The 2022 Winter Olympics will be coming to Asia.
Oslo withdrew its bid last week, leaving Beijing and Kazakhstan’s former capital Almaty as the only cities still vying to host the XXIV Winter Games. The International Olympic Committee (IOC) will hold the final vote in July 2015.
No matter which city lands the bid, it’ll be the first time two consecutive Winter Games are held on the Asian continent. In fact, three consecutive Olympics will be staged in Asia beginning with Pyeongchang, Korea, for the Winter Games in 2018, followed by the Tokyo Summer Games in 2020.
Oslo, which had been the heavy favorite to land the 2022 bid, withdrew because of mounting political and local opposition to hosting the Games. A winter sports superpower, Norway held the Olympics twice previously – 1952 in Oslo and 1994 in Lillehammer, with the latter considered by many as the best Winter Games ever staged.
But the Olympics have changed much in the past two decades and not necessarily for the better. It has become prohibitively expensive to host the Games, with the IOC demanding all sorts of infrastructure improvement from venues to transportation facilities.
The 2014 Sochi Olympics shattered all records with a $51 billion price tag. And since the Games took place in February, the resort city on the Black Sea has pretty much become a ghost town with the mountain cluster site that held most of the events all but abandoned.
Oslo’s organizing committee had promised to host the Games at a fraction of Sochi’s cost, but the public had always been skeptical because most Olympics have ended up with budget overruns, saddling the host sites with heavy debt for decades to come. The Norwegian capital was only the last of the European cities to reject hosting an event that has long been dominated by Northern European and North American nations.
Munich, and a proposed combined bid by Swiss resorts of Davos and St. Moritz, never submitted their candidacies after local referendums were widely rejected. Stockholm, Krakow (Poland) and Lviv (Ukraine) did enter bids but quickly pulled out, with cost and lack of public support as the primary reasons.
In his Sunday broadcast of HBO’s Last Week Tonight, British satirist John Oliver pointed out that the IOC also makes many absurd requirements on the host cities in terms of how its poobahs should be treated, noting: (full video)
“It turns out it might have something to do with the IOC’s 7,000 pages of host nation demands, including, and these are all real: demands to be presented to the king [or head of state]; that the hotel’s mini bar must be stocked with Coke products; that [IOC] members should be greeted with a smiling, positive and welcoming staff; and with seasonal fruit and pastries waiting for them in the hotel rooms.”

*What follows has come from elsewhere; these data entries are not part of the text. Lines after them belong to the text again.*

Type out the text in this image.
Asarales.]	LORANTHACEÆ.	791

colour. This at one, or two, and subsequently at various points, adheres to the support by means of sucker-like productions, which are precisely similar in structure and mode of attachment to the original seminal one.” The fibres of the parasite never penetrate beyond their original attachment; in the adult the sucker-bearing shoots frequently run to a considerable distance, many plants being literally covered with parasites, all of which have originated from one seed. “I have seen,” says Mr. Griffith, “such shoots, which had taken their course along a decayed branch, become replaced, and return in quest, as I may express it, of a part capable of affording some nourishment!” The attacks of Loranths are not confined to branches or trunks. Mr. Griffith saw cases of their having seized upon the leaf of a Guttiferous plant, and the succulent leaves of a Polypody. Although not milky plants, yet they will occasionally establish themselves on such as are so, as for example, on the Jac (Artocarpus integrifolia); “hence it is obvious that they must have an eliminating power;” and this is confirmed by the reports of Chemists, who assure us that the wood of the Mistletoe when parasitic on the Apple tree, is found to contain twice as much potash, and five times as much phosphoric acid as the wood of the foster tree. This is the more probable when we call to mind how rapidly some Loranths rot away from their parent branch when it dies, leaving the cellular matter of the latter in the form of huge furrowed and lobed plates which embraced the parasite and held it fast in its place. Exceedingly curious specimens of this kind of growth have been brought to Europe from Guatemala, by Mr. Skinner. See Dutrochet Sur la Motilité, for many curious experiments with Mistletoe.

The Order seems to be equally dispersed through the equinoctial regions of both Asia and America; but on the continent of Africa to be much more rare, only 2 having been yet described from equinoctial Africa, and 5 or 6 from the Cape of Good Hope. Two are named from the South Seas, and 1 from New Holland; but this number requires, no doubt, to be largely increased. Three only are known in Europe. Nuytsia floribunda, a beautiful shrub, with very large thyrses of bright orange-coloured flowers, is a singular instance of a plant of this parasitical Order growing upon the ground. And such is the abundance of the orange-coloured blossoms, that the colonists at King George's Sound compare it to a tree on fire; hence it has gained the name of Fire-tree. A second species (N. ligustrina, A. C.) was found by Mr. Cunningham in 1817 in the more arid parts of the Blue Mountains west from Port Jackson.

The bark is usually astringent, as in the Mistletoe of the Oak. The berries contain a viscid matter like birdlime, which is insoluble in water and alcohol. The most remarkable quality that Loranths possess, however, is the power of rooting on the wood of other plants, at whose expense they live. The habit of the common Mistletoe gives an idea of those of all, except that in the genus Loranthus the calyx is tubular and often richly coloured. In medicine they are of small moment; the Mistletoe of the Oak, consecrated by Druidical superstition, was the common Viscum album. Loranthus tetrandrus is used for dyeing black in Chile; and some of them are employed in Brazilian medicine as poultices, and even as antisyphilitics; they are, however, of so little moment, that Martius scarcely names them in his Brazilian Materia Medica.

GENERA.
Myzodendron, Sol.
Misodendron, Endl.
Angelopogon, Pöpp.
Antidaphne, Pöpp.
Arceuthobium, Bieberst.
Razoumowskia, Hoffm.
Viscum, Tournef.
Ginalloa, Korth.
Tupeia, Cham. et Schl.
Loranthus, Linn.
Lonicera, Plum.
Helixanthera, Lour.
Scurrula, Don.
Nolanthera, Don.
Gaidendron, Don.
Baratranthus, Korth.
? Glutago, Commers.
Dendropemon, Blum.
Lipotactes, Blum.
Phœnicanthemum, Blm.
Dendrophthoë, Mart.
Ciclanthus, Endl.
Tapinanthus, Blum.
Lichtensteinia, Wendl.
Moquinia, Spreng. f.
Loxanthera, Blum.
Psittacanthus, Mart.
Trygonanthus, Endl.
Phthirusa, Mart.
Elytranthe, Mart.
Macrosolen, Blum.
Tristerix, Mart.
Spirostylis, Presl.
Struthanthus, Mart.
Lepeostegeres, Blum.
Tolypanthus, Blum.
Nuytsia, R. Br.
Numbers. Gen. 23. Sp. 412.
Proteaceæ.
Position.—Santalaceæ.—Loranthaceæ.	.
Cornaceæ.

There is little wonder that the more the public knows about the inner-workings of the IOC, the more it’s turned off by it. That’s why it’s becoming increasingly difficult for the governing body to find democratic nations, where politicians in most cases must accede to the will of the voters, willing to host the Winter Olympics.
There was no question that the IOC desperately wanted Oslo to host the 2022 Winter Games. In its own Working Group Report rating the three applicant cities, Oslo outscored Beijing and Almaty in every category except public support.
Kazakhstan’s largest city in fact received failing grades in half of the categories in the report. Therefore Beijing has emerged as the favorite to become the first city in history to host both Summer and Winter Olympics.
The 2008 Beijing Summer Games set the previous record of spending at $42 billion. Although its organizing committee has pledged to use some of the existing facilities built for that event, it still must fashion an entire mountain sports area from scratch as nothing of the sort exists at the moment. Zhangjiakou, located 120 miles northwest of the Chinese capital, has been selected as the site for such a cluster to be built. New highways also must be constructed to connect all the event facilities.
In addition to a less-than-ideal site to host the 2022 Games, the IOC might have to consider moving the dates from its customary February slot. There is a strong possibility that the 2022 FIFA World Cup will be moved to the winter if Qatar remains the host country.
“As a European view, the first reaction was ‘if we have to move it, January/February is the best option’,” AC Milan director Umberto Gandini told BBC, “It will have a reduced effect on the European game because many of the leagues are on winter breaks; it would make things a little bit more logical.
“It’s not impossible for the Winter Olympics to shift over 15 days, for example – so if we’re going to find a solution it must be not just for the football world but for the sporting world.”
The IOC could be in the unusual position of having to accommodate someone else, because soccer’s World Cup is far more popular than the Winter Olympics.